Did I manage to solve it? – NOT YET. I’m still working on it, and I have to admit, that considering the fact that I have over 10 years of Linux experience and had compiled kernels from scratch many times, this one has gotten me a little baffled – I guess I’ll just need a few more nights and a case of Red-Bull to crack this one open.
So, what can we do with EC2?
In my view, EC2 + Asterisk is the ultimate IN/NGN services environment – and I have proof of that. A recent lab test that I did with one of my customers showed a viable commercial alternative to Sigvalue when using Asterisk and EC2 structures. The main reason for our belief in using EC2 was the following graph:
What we’ve noticed was that while our IN/NGN system was generating traffic, it’s general usage showed peak usage for a period of 2.5 hours, with a gradial increase and decrease over a period of almost 10 hours. Immediately that led us to a question: “Can we use Amazon EC2 to provide an automatd scaling facility for the IN/NGN system, allowing the system to reduce its size as required?”
To do this, we’ve devised the following IN/NGN system:
Our softswitch would have a static definition of routing calls to all our Asterisk servers, including our EC2 instances which had static Elastic IP numbers assigned to these. The EC2 Controller server was incharge of initiating the EC2 instances at the pre-defined times, mainly, 30 minutes prior to the projected increase in traffic. Once the controller reaches its due timer, it will automatically launch the EC2 instances required to sustain the inbound traffic.
For our tests, we’ve initiated 5 AMI instances, using the EC2 c1.medium instance. This instance basically includes 2 cores of an AMD opteron, about 8GB of RAM and about 160GB of Hard drive – more than enough. Initially, we’ve started spreading the load evenly across the servers, reaching about 80 concurrent channels per instance, and all was working just fine. We managed to reach a point where we were able to sustain a total of about 110 concurrent channels per instance, including the media handling – which is not too bad, considering that we are running inside a XEN instance. The one thing that made the entire environment extremely light weight is the GTx Suite of APIs for Asterisk. Thanks to the GTx Suite of APIs, scalability is fairly simple, as all application-layer logic is controlled from a central business logic engine, serving the Asterisk servers via an XML-RPC based web service.
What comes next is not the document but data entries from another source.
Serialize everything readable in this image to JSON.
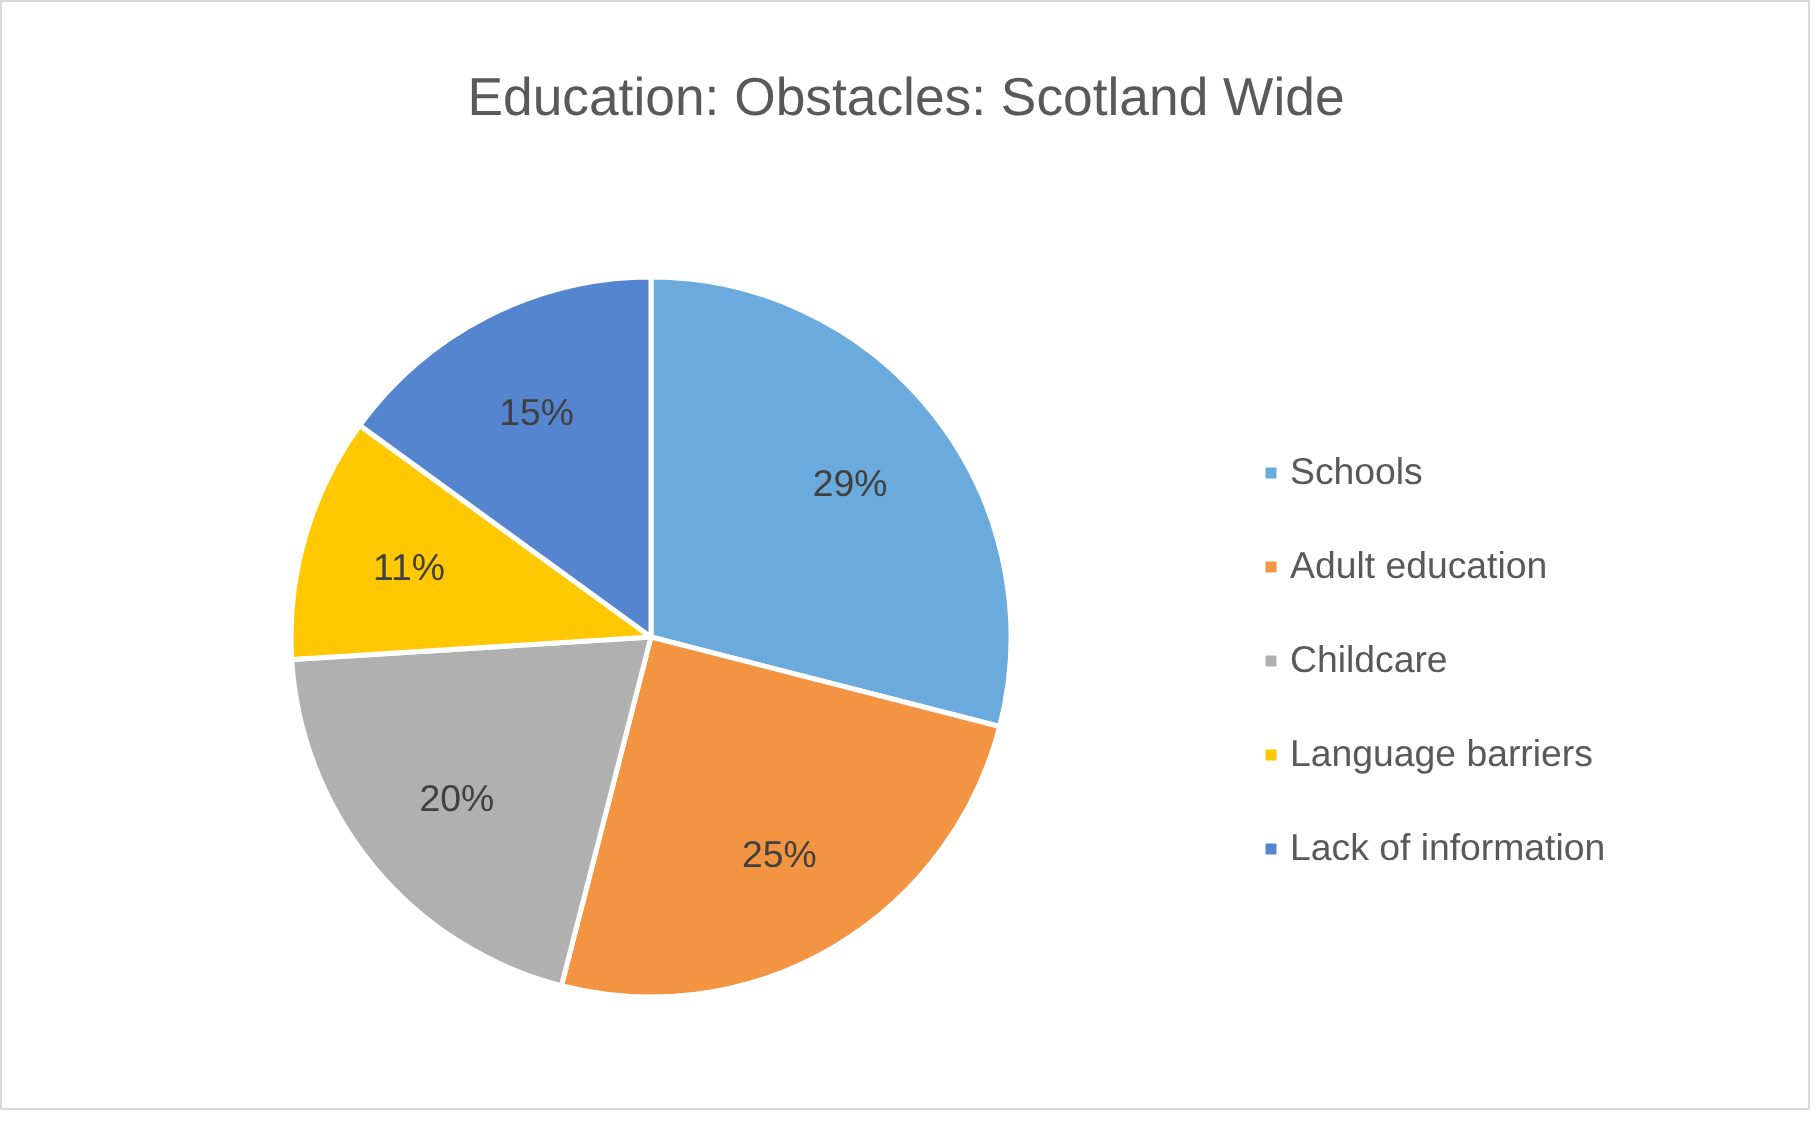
{
  "chart_data": {
    "type": "pie",
    "title": "Education: Obstacles: Scotland Wide",
    "categories": [
      "Schools",
      "Adult education",
      "Childcare",
      "Language barriers",
      "Lack of information"
    ],
    "values": [
      29,
      25,
      20,
      11,
      15
    ],
    "colors": [
      "#6aaadc",
      "#f39443",
      "#b0b0b0",
      "#ffc800",
      "#5585cf"
    ],
    "value_labels": [
      "29%",
      "25%",
      "20%",
      "11%",
      "15%"
    ],
    "legend": "right"
  }
}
Thanks to Amazon, practically infinite, bandwidth allocation – the connections from the Asterisk servers to the US based central business logic was set at a whopping 25mSec, thus, there was no visible delay to the end user.
It is clear that the utilization of Asterisk and EC2 operational constructs can allow a carrier to establish their own IN/NGN environment. However, how these are designed, implemented and operated are at the hands of the carrier – and not a specific vendor. If the carriers around the world will take to this approach, time will tell. As a recent survey stated that 18% of the US PBX market is currently dominated by Open Source solution, having Digium dominate 85% of these 18% (~15%), I’m confident that we will see this combination of solutions in the near future.